CNN PRODUCER NOTE Cavewoman75 of Atlanta, Georgia, is excited for the “step forward” in today’s U.S. Supreme Court rulings on same-sex marriage, but ultimately, she and her partner still can’t get married in the state of Georgia. “Immediately, it doesn’t mean anything … there’s no reason for us to run out and get marred because she wouldn’t be able to insure me and the children,” she said. “We still are going to have to go through the route of having an attorney and putting each other in charge of any decisions that may have to happen at some point in life.”
“Of course we want more and full equality in the United States, but as far as being realistic, you have to take things step by step. I also feel like when we do get married, it will be worth our while to have it legally recognized in a place that will grant that right to us,” she said.
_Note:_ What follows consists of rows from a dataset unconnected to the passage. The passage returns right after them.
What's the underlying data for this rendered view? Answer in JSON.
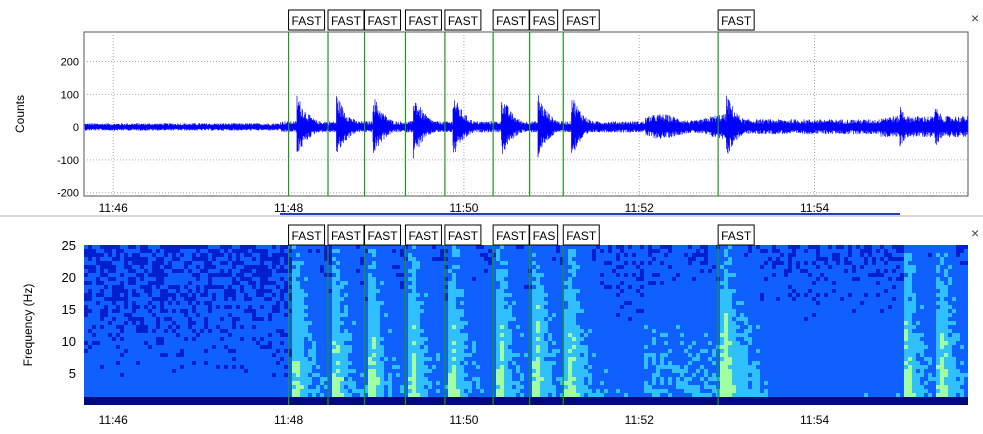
{
  "top_panel": {
    "close_label": "×",
    "chart_data": {
      "type": "line",
      "title": "",
      "xlabel": "",
      "ylabel": "Counts",
      "x_ticks": [
        "11:46",
        "11:48",
        "11:50",
        "11:52",
        "11:54"
      ],
      "y_ticks": [
        200,
        100,
        0,
        -100,
        -200
      ],
      "ylim": [
        -210,
        290
      ],
      "xlim": [
        "11:45:40",
        "11:55:45"
      ],
      "grid": true,
      "series_color": "#0000ff",
      "event_times": [
        "11:48:00",
        "11:48:27",
        "11:48:52",
        "11:49:20",
        "11:49:47",
        "11:50:20",
        "11:50:45",
        "11:51:08",
        "11:52:54"
      ],
      "event_labels": [
        "FAST",
        "FAST",
        "FAST",
        "FAST",
        "FAST",
        "FAST",
        "FAS",
        "FAST",
        "FAST"
      ]
    }
  },
  "bottom_panel": {
    "close_label": "×",
    "chart_data": {
      "type": "heatmap",
      "title": "",
      "xlabel": "",
      "ylabel": "Frequency (Hz)",
      "x_ticks": [
        "11:46",
        "11:48",
        "11:50",
        "11:52",
        "11:54"
      ],
      "y_ticks": [
        25,
        20,
        15,
        10,
        5
      ],
      "ylim": [
        0,
        25
      ],
      "colormap": [
        "#000a7a",
        "#0020d0",
        "#1060ff",
        "#30c0ff",
        "#a0ffa0"
      ],
      "event_times": [
        "11:48:00",
        "11:48:27",
        "11:48:52",
        "11:49:20",
        "11:49:47",
        "11:50:20",
        "11:50:45",
        "11:51:08",
        "11:52:54"
      ],
      "event_labels": [
        "FAST",
        "FAST",
        "FAST",
        "FAST",
        "FAST",
        "FAST",
        "FAS",
        "FAST",
        "FAST"
      ]
    }
  }
}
- zdan, CNN iReport producer
In Georgia, this ruling changes nothing on a personal level. My partner and I both work for state agencies which don't recognize same-sex relationships. However...WHEN we finally have our wedding, we have incentive to travel to a state which legally sanctions our marriage. If Social Security is still around, one can collect as the other's survivor when one of us inevitably leaves the other on Earth. It's not much, but every little bit will help. We'll also get to enjoy a tax increase as a married couple filing jointly. Despite the increase, it is still nice to know we will pay into something which treats us equally. Best of all, should I wind up working in a federal agency in the future, I will be able to support my wife the way I would if she were a husband. Despite limitations in GA (or any other state refusing to acknowledge same-sex marriage), this is all better than what we had with DOMA in place. In the meantime, I see it's still imperative we pay all the extra dollars to name each other as power-of-attorney, beneficiary, etc. It will cost us way more to have a lawyer arrange these minimal unequal rights for us, but since tomorrow isn't guaranteed, we can't just wait for this in this state. We are still subject to second-class citizenhood on our most immediate level.